Jboss main configurations and security issues
1. Jboss usually comes with three configurations:
The min configuration, Login service JNDI server and a URL deployment scanner.
The default configuration consists of the standard services needed by most J2EE applications such as:
ThreadPool=JBoss System Threads.
It does not include the JAXR (Java API for XML Registries) service, The IIOP service, or any of the clustering services.
The all configuration starts all available services. This includes the RMI/IIOP service and clustering services.
2. The user can change the combination of services that Jboss will load and in this case the configuration is called custom configuration, Jboss documentation (http://wiki.jboss.org/wiki/Wiki.jsp?page=JBossASTuningSliming) recommends that each one will remove all unnecessary services, so obliviously there is no "common" configuration that we can test.
3. Jboss uses four security concepts (http://wiki.jboss.org/wiki/Wiki.jsp?page=JBossSX):
ClientLoginModule: It means no authentication at all.
UsersRolesLoginModule: There are two properties files in which users and rules are defined, the files are place in the conf directory or in the J2EE jar file.
DatabaseServerLoginModule: A JDBC based login, That means that users and password are stored in database, it based on two logical tables:
Principals (PrincipalID, Password).
Roles (PrincipalID, Role, RoleGroup).
LdapLoginModule: The authentication is against LDAP server using JNDI. The actual authentication happens in two phases:
Binding to the directory.
Searching the directory for objects that marches the specified rule.
Each concept is per application i.e. there is no way to secure all application in one action.
4. Jboss has 5 security services:
JaasSecurityManagerService: This is a JMX service which manages JAAS based SecurityManagers, JAAS SecurityManagers are responsible for validating credentials associated with principals.

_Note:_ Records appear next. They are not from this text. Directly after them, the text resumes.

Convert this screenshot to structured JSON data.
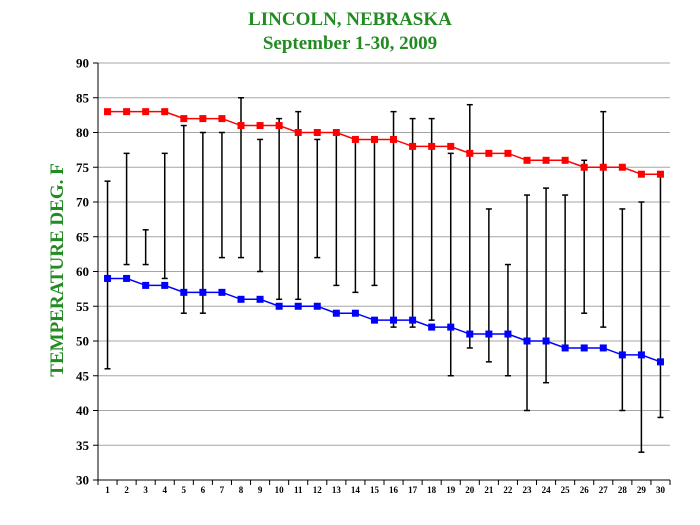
{
  "chart_data": {
    "type": "line",
    "title": "LINCOLN, NEBRASKA",
    "subtitle": "September 1-30, 2009",
    "xlabel": "",
    "ylabel": "TEMPERATURE DEG. F",
    "ylim": [
      30,
      90
    ],
    "yticks": [
      30,
      35,
      40,
      45,
      50,
      55,
      60,
      65,
      70,
      75,
      80,
      85,
      90
    ],
    "x": [
      1,
      2,
      3,
      4,
      5,
      6,
      7,
      8,
      9,
      10,
      11,
      12,
      13,
      14,
      15,
      16,
      17,
      18,
      19,
      20,
      21,
      22,
      23,
      24,
      25,
      26,
      27,
      28,
      29,
      30
    ],
    "grid": true,
    "series": [
      {
        "color": "#ff0000",
        "marker": "square",
        "values": [
          83,
          83,
          83,
          83,
          82,
          82,
          82,
          81,
          81,
          81,
          80,
          80,
          80,
          79,
          79,
          79,
          78,
          78,
          78,
          77,
          77,
          77,
          76,
          76,
          76,
          75,
          75,
          75,
          74,
          74
        ]
      },
      {
        "color": "#0000ff",
        "marker": "square",
        "values": [
          59,
          59,
          58,
          58,
          57,
          57,
          57,
          56,
          56,
          55,
          55,
          55,
          54,
          54,
          53,
          53,
          53,
          52,
          52,
          51,
          51,
          51,
          50,
          50,
          49,
          49,
          49,
          48,
          48,
          47
        ]
      }
    ],
    "range_bars": {
      "color": "#000000",
      "high": [
        73,
        77,
        66,
        77,
        81,
        80,
        80,
        85,
        79,
        82,
        83,
        79,
        80,
        79,
        79,
        83,
        82,
        82,
        77,
        84,
        69,
        61,
        71,
        72,
        71,
        76,
        83,
        69,
        70,
        74
      ],
      "low": [
        46,
        61,
        61,
        59,
        54,
        54,
        62,
        62,
        60,
        56,
        56,
        62,
        58,
        57,
        58,
        52,
        52,
        53,
        45,
        49,
        47,
        45,
        40,
        44,
        49,
        54,
        52,
        40,
        34,
        39
      ]
    }
  }
}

JaasSecurityManager: its behavior derives from the execution of the login module instances that are configured under the name that matches the security domain to which the JaasSecurityManager has been assigned.
JaasSecurityDomain: extension of the JaasSecurityManager that adds the notion of a KeyStore, and JSSE KeyManagerFactory and TrustManagerFactory for supporting SSL and other cryptographic use cases.
DynamicLoginConfig: A security config mbean that loads an xml login configuration.
JACC: JACC is the Java Authorization for Container Contracts specification.